Nada, en todo caso, comparable con el punto de no retorno alcanzado a raíz del discurso pronunciado por Delors, a finales del verano de 1988, ante el congreso de los sindicatos británicos. El fondo de la intervención del presidente de la Comisión Europea no fue, en sí mismo, provocativo: se limitó a explicar las reglas básicas del futuro Mercado Único y a recordar derechos laborales comúnmente admitidos por las democracias occidentales, las anglosajonas incluidas.
Lo que desató la ira de la primera ministra fueron los aplausos cosechados por Delors en un momento de máxima tensión –uno más– entre su Gobierno y los sindicatos. En opinión de Denis Macshane, exministro de Asuntos Europeos de Tony Blair y exponente, aún hoy, del sector más europeísta del tablero político británico, Delors cometió una torpeza al aceptar la invitación en aquel momento preciso, pues envalentonó a los euroescépticos de todo pelaje.
La respuesta no se hizo esperar: semanas después, en un discurso pronunciado ante el Colegio de Europa en Brujas, la Dama de Hierro elogió una Europa de cooperaciones nacionales, desprovista de integración. Bien es cierto que empezó aseverando que el futuro de su país estaba en la Comunidad Económica Europea (CEE) y que había asuntos en los que era conveniente que Europa –«que no es la creación del Tratado de Roma», precisó– hablara con una sola voz. Acto seguido, sin embargo, cuestionó de raíz el impulsó federalizante que Delors estaba dando a la CEE. Primer dardo: «Pero para colaborar estrechamente no es necesario que el poder esté centralizado en Bruselas o que las decisiones las tome una burocracia designada [es decir, no elegida por los ciudadanos]». Delors, tecnócrata de raza –su experiencia del sufragio universal directo era mínima–, seguro que apreció el comentario.
Siguiente dardo: «No hemos conseguido hacer retroceder las fronteras del Estado en Gran Bretaña, sólo para verlas reimpuestas a nivel europeo con un superestado europeo que ejerce una nueva dominación desde Bruselas». Clara alusión a otra intervención de Delors, dos meses antes ante el Parlamento Europeo, en la que aseguró que, en un plazo de diez años, el 80 % de la legislación en vigor sería de origen europeo y no ya de los parlamentos nacionales.
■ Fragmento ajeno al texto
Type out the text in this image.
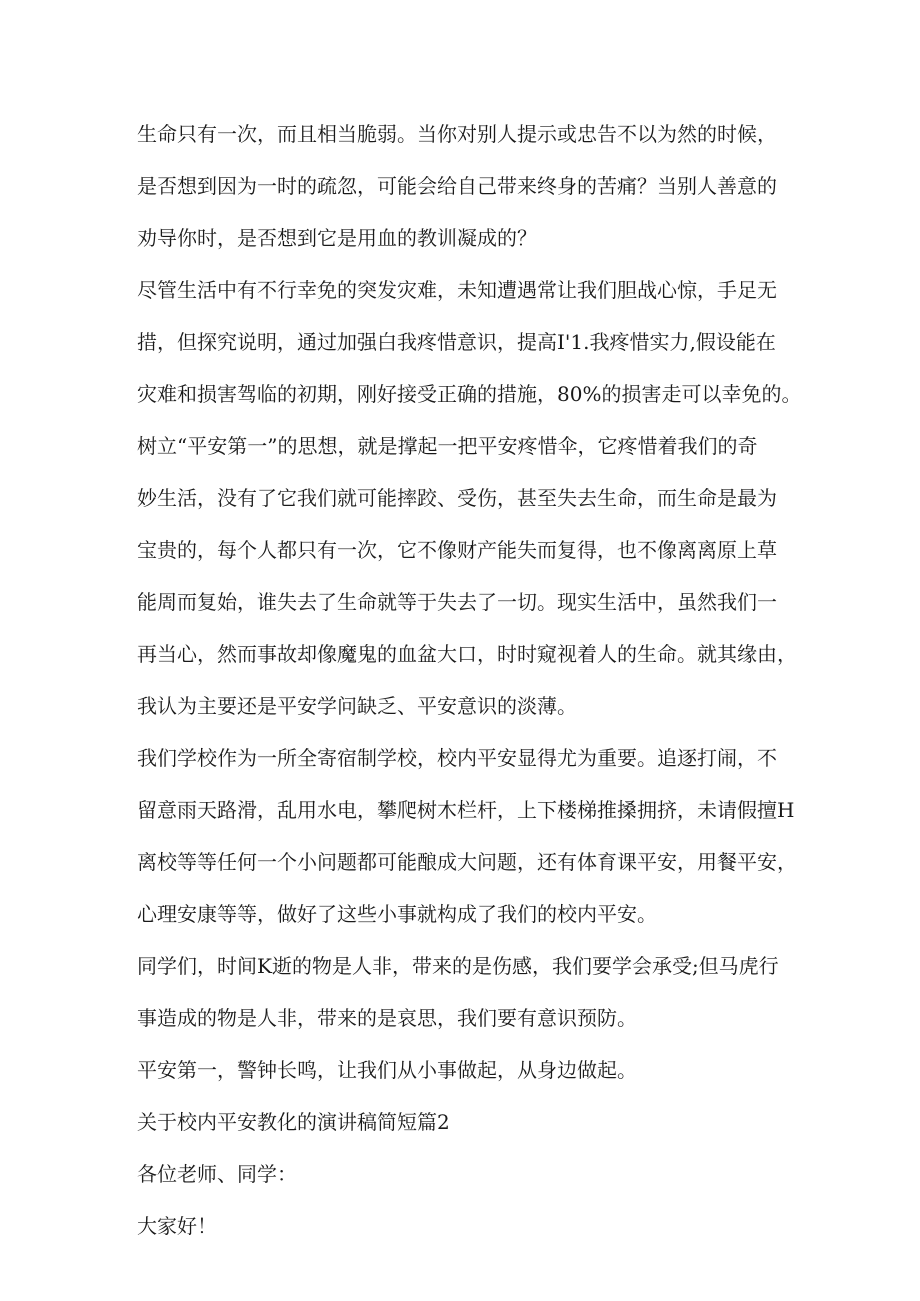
生命只有一次，而且相当脆弱。当你对别人提示或忠告不以为然的时候，
是否想到因为一时的疏忽，可能会给自己带来终身的苦痛？当别人善意的
劝导你时，是否想到它是用血的教训凝成的？
尽管生活中有不行幸免的突发灾难，未知遭遇常让我们胆战心惊，手足无
措，但探究说明，通过加强白我疼惜意识，提高I'1.我疼惜实力,假设能在
灾难和损害驾临的初期，刚好接受正确的措施，80%的损害走可以幸免的。
树立“平安第一”的思想，就是撑起一把平安疼惜伞，它疼惜着我们的奇
妙生活，没有了它我们就可能摔跤、受伤，甚至失去生命，而生命是最为
宝贵的，每个人都只有一次，它不像财产能失而复得，也不像离离原上草
能周而复始，谁失去了生命就等于失去了一切。现实生活中，虽然我们一
再当心，然而事故却像魔鬼的血盆大口，时时窥视着人的生命。就其缘由，
我认为主要还是平安学问缺乏、平安意识的淡薄。
我们学校作为一所全寄宿制学校，校内平安显得尤为重要。追逐打闹，不
留意雨天路滑，乱用水电，攀爬树木栏杆，上下楼梯推搡拥挤，未请假擅H
离校等等任何一个小问题都可能酿成大问题，还有体育课平安，用餐平安，
心理安康等等，做好了这些小事就构成了我们的校内平安。
同学们，时间K逝的物是人非，带来的是伤感，我们要学会承受;但马虎行
事造成的物是人非，带来的是哀思，我们要有意识预防。
平安第一，警钟长鸣，让我们从小事做起，从身边做起。
关于校内平安教化的演讲稿简短篇2
各位老师、同学：
大家好！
El siguiente paso de Thatcher consistió en retirar de Bruselas a uno de los comisarios europeos británicos, lord Cockfield: lo juzgaba demasiado alineado con el presidente de la Comisión.
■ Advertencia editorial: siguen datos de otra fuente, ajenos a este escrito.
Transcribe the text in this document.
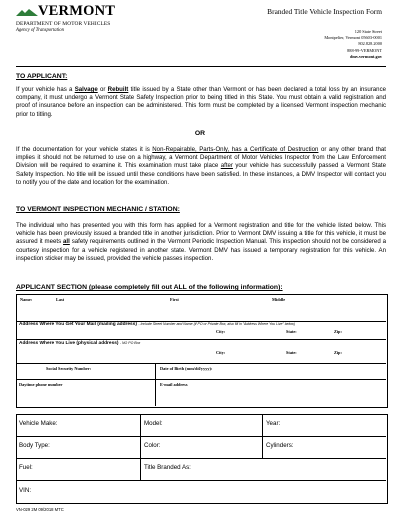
VERMONT
DEPARTMENT OF MOTOR VEHICLES
Agency of Transportation
Branded Title Vehicle Inspection Form
120 State Street
Montpelier, Vermont 05603-0001
802.828.2000
888-99-VERMONT
dmv.vermont.gov
TO APPLICANT:
If your vehicle has a Salvage or Rebuilt title issued by a State other than Vermont or has been declared a total loss by an insurance company, it must undergo a Vermont State Safety Inspection prior to being titled in this State. You must obtain a valid registration and proof of insurance before an inspection can be administered. This form must be completed by a licensed Vermont inspection mechanic prior to titling.
OR
If the documentation for your vehicle states it is Non-Repairable, Parts-Only, has a Certificate of Destruction or any other brand that implies it should not be returned to use on a highway, a Vermont Department of Motor Vehicles Inspector from the Law Enforcement Division will be required to examine it. This examination must take place after your vehicle has successfully passed a Vermont State Safety Inspection. No title will be issued until these conditions have been satisfied. In these instances, a DMV Inspector will contact you to notify you of the date and location for the examination.
TO VERMONT INSPECTION MECHANIC / STATION:
The individual who has presented you with this form has applied for a Vermont registration and title for the vehicle listed below. This vehicle has been previously issued a branded title in another jurisdiction. Prior to Vermont DMV issuing a title for this vehicle, it must be assured it meets all safety requirements outlined in the Vermont Periodic Inspection Manual. This inspection should not be considered a courtesy inspection for a vehicle registered in another state. Vermont DMV has issued a temporary registration for this vehicle. An inspection sticker may be issued, provided the vehicle passes inspection.
APPLICANT SECTION (please completely fill out ALL of the following information):
Name:	Last	First	Middle
Address Where You Get Your Mail (mailing address) - Include Street Number and Name (if PO or Private Box, also fill in "Address Where You Live" below)
City:	State:	Zip:
Address Where You Live (physical address) - NO PO Box
City:	State:	Zip:
Social Security Number:	Date of Birth (mm/dd/yyyy):
Daytime phone number	E-mail address
Vehicle Make:	Model:	Year:
Body Type:	Color:	Cylinders:
Fuel:	Title Branded As:
VIN:
VN-029 2M 09/2018 MTC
El punto de no retorno estaba alcanzado. Thatcher, que siempre consideró a Delors como un appointed official, y no un político con su mismo rango, cultivó el arte del detalle prohibiéndole tomar la palabra durante una conferencia en Londres. La prensa británica empezó a desatarse contra quien mejor encarnaba una Europa cada vez más integrada, pero también más burocrática. Ahí está, sin ir más lejos, la gruesa portada de The Sun en 1990: «Up yours, Delors!»
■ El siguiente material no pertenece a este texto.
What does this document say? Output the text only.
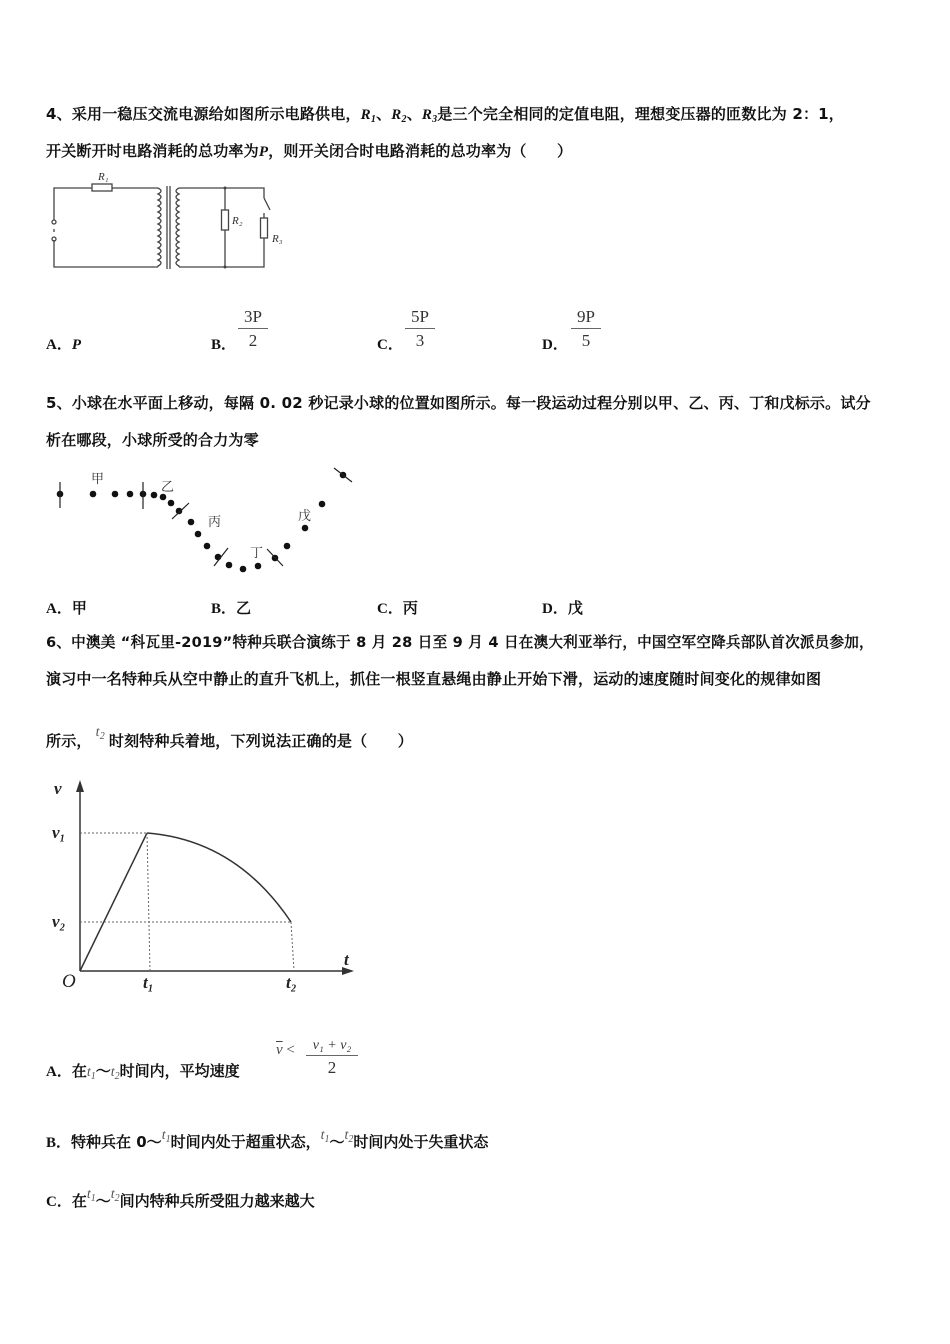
4、采用一稳压交流电源给如图所示电路供电，$R_1$、$R_2$、$R_3$是三个完全相同的定值电阻，理想变压器的匝数比为 2：1，
开关断开时电路消耗的总功率为P，则开关闭合时电路消耗的总功率为（　　）
R₁
R₂
R₃
A．P	B． $\frac{3P}{2}$	C． $\frac{5P}{3}$	D． $\frac{9P}{5}$
5、小球在水平面上移动，每隔 0. 02 秒记录小球的位置如图所示。每一段运动过程分别以甲、乙、丙、丁和戊标示。试分
析在哪段，小球所受的合力为零
甲
乙
丙
丁
戊
A．甲	B．乙	C．丙	D．戊
6、中澳美 “科瓦里-2019”特种兵联合演练于 8 月 28 日至 9 月 4 日在澳大利亚举行，中国空军空降兵部队首次派员参加，
演习中一名特种兵从空中静止的直升飞机上，抓住一根竖直悬绳由静止开始下滑，运动的速度随时间变化的规律如图
所示， $t_2$ 时刻特种兵着地，下列说法正确的是（　　）
v
t
O
v₁
v₂
t₁	t₂
A．在$t_1\sim t_2$时间内，平均速度
$\overline{v}$ <	v₁ + v₂
2
B．特种兵在 $0\sim t_1$时间内处于超重状态，$t_1\sim t_2$时间内处于失重状态
C．在$t_1\sim t_2$间内特种兵所受阻力越来越大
Políticamente, el enfrentamiento pareció beneficiar al francés: la dimisión, en octubre de 1989, del ministro europeo de Economía y Finanzas, Nigel Lawson, partidario de suavizar el enfrentamiento con Bruselas –siempre criticó, por ejemplo, el veto de Thatcher al ingreso de la libra esterlina en el Mecanismo Europeo de Tipos de Cambio–, inició la caída de Thatcher, culminada un año más tarde. Aunque las razones fueron varias, quedó grabada en la memoria de muchos su último discurso ante la Cámara de los Comunes: «El presidente de la Comisión, el señor Delors, dijo el otro día en rueda de prensa que deseaba que el Parlamento Europeo fuera el cuerpo democrático de la Comunidad, y la Comisión, su Ejecutivo, y el Consejo Europeo, su Senado. ¡No, no y no!». Ese día empezó la cuenta atrás hacia el Brexit.